Петр Андреевич не выдержал и сказал ему об этом. Николай-бек усмехнулся грустной, иронической улыбкой.
– Жизнь-то больно не радостна моя, не с чего гладким быть, к тому же и раны. Здорово меня в Ашильтах свои отделали, кабы не Иван, тут бы и конец мне. Кстати, вы слыхали об Иване, пропал, бедняга…
– Да слыхал, поймали его.
– Поймали и расстреляли. Мне один человек все подробности рассказал. Молодцом держался, покаялся перед смертью, Богу много молился, перед священником плакал, а у столба веселый стоял, улыбался и глаз просил не завязывать: дозвольте, – говорит, – хоть перед смертью на своих земляков наглядеться, давно не видались. Балагур, как и всегда.
– Как же он попался?
– Выдали мирные чеченцы. Теперь многие из горцев опять к русским потянулись. Шамиль притих. Кубанцев Фези разгромил, сколько аулов уничтожил – сосчитать нельзя… Наибы – которые разъехались по своим аулам, а которые вот так же, как и я, раны залечивают. На Кубани тоже, слышно, много тише стало. Неудачный был для мусульман год, что и говорить. Если бы на месте Шамиля другой был, наверно бы упал духом и окончательно покорился бы русским, но Шамиль не из таких. Только тогда и успокоится, когда в землю зароют или пленником в Россию увезут, а пока он на Кавказе, он не отступит от начатого дела, таков уж характер у него.

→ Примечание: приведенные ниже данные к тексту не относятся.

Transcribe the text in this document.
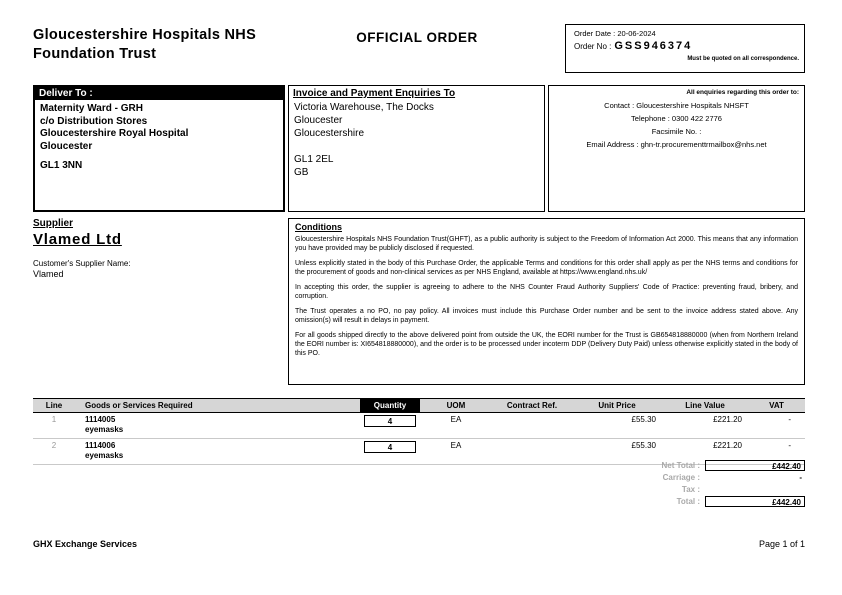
Gloucestershire Hospitals NHS
Foundation Trust
OFFICIAL ORDER	Order Date : 20-06-2024
Order No : GSS946374
Must be quoted on all correspondence.
Deliver To :
Maternity Ward - GRH
c/o Distribution Stores
Gloucestershire Royal Hospital
Gloucester
GL1 3NN
Invoice and Payment Enquiries To
Victoria Warehouse, The Docks
Gloucester
Gloucestershire
GL1 2EL
GB
All enquiries regarding this order to:
Contact : Gloucestershire Hospitals NHSFT
Telephone : 0300 422 2776
Facsimile No. :
Email Address : ghn-tr.procurementtrmailbox@nhs.net
Supplier
Vlamed Ltd
Customer's Supplier Name:
Vlamed
Conditions
Gloucestershire Hospitals NHS Foundation Trust(GHFT), as a public authority is subject to the Freedom of Information Act 2000. This means that any information you have provided may be publicly disclosed if requested.
Unless explicitly stated in the body of this Purchase Order, the applicable Terms and conditions for this order shall apply as per the NHS terms and conditions for the procurement of goods and non-clinical services as per NHS England, available at https://www.england.nhs.uk/
In accepting this order, the supplier is agreeing to adhere to the NHS Counter Fraud Authority Suppliers' Code of Practice: preventing fraud, bribery, and corruption.
The Trust operates a no PO, no pay policy. All invoices must include this Purchase Order number and be sent to the invoice address stated above. Any omission(s) will result in delays in payment.
For all goods shipped directly to the above delivered point from outside the UK, the EORI number for the Trust is GB654818880000 (when from Northern Ireland the EORI number is: XI654818880000), and the order is to be processed under incoterm DDP (Delivery Duty Paid) unless otherwise explicitly stated in the body of this PO.
Line	Goods or Services Required	Quantity	UOM	Contract Ref.	Unit Price	Line Value	VAT
1	1114005
eyemasks	4	EA		£55.30	£221.20	-
2	1114006
eyemasks	4	EA		£55.30	£221.20	-
Net Total :	£442.40
Carriage :	-
Tax :
Total :	£442.40
GHX Exchange Services	Page 1 of 1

– А зачем Иван на русскую сторону ездил? – вернулся Спиридов к прерванному разговору.
– Мой грех: я послал его – хотелось про Дуняшу мою узнать… Ведь я ее, когда русские Ашильту брали, солдатам передал, чтобы к себе в лагерь снесли… Вот и тянуло меня проведать, как она, умерла ли или жива осталась? Знаете, человек глуп, до последней минуты все надеется.
– Ну и что же? – спросил Спиридов.
– Что же, известное дело – умерла, – тяжело вздохнул Николай-бек, – в тот же день к вечеру. Я теперь даже знаю, где и похоронена, ездил смотреть. Внизу под Бетлинской горой, над речкой; чинар стоит там одинокий, а под чинаром камень большой, спасибо, солдаты навалили, чтобы кто могилу не разрыл, на камне крест высечен. Вот и все, что осталось от моей Дуняши, словно бы и не было…
Николай-бек глубоко задумался.
Спиридов тоже молчал.
Прошло несколько минут полного безмолвия.
– Теперь, – снова заговорил Николай-бек, – я как есть один остался, кругом один. Дуняша умерла, жена Алимат, помните, я вам рассказывал про нее: красавица, роза Дагестана, погибла, дети зарезаны; последний был Иван – и того теперь нет… Эх, смерть-то не идет. Просто не могу себе представить, что мне теперь с собой делать. Убить себя – неохота, претит мне это, русским отдаться – гонор не позволяет, не баран, чтобы самому горло под нож подставлять; притом же, как вспомню всю эту канитель: суд, допросы, любопытствующие, – а ну их к Богу… не хочу… А и так жить нет возможности. Кабы Дуня жива была – в Турцию ушел бы, а одному и двинуться никуда желания нет… Посмотрим, пускай уж Бог как рассудит, так и будет.